Ce livre, par de multiples moyens, exhorte le lecteur à être lui-même.

Remarques annexes:
Le nom du groupe de Vicky me fait beaucoup rire (il m'en faut peu): les Rideaux Sales ou les Rideaux Crasseux. (Je ne sais pas comment cela a été traduit en français.)
Je n'imaginais pas du tout que le métier de disc-jockey demandait tant d'adresse et d'écoute (que ce soit des morceaux ou du public).
Dire que je craignais de trouver ce livre médiocre, que j'ai longtemps hésité à l'acheter, et qu'ensuite, j'ai repoussé sa lecture deux fois! Heureusement que j'aime beaucoup la lectrice, c'est elle qui a fait que je me suis décidée.

Éditeur français: Hachette Romans
La version audio que j'ai entendue a été enregistrée par Rebecca Lowman pour les éditions Listenning Library.

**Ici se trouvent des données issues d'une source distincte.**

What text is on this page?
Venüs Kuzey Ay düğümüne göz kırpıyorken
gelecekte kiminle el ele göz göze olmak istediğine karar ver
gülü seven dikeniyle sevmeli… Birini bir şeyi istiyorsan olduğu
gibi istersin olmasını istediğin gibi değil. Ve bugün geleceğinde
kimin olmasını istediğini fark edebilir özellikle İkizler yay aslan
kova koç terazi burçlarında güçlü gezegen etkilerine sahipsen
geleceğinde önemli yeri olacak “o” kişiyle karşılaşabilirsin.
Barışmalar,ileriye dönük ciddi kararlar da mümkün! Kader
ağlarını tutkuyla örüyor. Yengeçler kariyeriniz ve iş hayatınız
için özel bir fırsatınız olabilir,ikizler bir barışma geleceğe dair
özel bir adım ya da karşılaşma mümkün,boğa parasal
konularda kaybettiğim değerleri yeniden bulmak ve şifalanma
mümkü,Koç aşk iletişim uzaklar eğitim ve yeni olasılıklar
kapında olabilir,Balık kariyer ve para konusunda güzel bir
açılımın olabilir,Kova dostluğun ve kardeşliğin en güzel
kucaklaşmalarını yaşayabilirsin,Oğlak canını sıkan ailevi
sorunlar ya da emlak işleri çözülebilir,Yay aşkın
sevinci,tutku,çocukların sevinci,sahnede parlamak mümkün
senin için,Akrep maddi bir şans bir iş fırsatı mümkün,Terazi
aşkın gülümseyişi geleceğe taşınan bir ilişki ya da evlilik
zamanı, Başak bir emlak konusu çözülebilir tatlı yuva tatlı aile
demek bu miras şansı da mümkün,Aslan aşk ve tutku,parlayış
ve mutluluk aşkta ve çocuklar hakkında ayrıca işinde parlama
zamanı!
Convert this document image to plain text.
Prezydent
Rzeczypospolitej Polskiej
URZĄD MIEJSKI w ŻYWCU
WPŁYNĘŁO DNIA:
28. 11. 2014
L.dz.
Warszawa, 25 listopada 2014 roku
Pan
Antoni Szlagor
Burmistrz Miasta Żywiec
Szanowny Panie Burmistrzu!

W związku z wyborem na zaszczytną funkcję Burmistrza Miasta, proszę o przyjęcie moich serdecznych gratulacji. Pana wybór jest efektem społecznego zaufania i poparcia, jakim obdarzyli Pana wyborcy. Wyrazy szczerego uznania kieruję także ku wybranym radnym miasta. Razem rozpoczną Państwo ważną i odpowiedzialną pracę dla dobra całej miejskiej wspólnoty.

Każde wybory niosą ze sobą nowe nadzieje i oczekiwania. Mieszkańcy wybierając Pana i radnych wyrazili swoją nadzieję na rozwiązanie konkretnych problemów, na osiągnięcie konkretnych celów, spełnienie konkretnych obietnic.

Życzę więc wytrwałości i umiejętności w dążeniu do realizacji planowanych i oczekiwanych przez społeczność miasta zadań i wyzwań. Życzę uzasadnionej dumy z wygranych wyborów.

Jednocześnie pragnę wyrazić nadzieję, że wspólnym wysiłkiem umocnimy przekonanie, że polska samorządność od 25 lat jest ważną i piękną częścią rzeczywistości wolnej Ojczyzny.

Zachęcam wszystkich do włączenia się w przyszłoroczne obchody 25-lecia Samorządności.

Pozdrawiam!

Rebecca Lowman fait partie de mes lecteurs préférés. Son intonation est toujours appropriée, et elle modifie sa voix pour les rôles masculins sans que cela soit affecté. Son jeu est toujours naturel et plein de sensibilité.
J'ai lu plusieurs chroniques de personnes qui ne la supportent pas disant qu'elle prend souvent un ton pleurnichard. Un jour, je lisais un roman lu par elle alors que j'étais au travail, mais en pause, et une élève qui était dans la salle de classe, et qui ne comprend pas l'anglais, m'a demandé si la lectrice était déprimée. Certes, à ce moment-là du livre, Rebecca Lowman lisait les déboires d'un personnage narrés par ledit personnage qui était triste, donc il était normal que cela s'entende dans sa voix. Cependant, depuis ma lecture des chroniques et la remarque de l'élève, je fais davantage attention à cela. C'est vrai que, parfois, la comédienne prend un ton qui pourrait paraître un peu plaintif. L'appréciant et comprenant son jeu (pour moi, son ton va toujours avec ce qu'elle lit), cela ne me gêne pas, mais je comprends que cela en embête certains.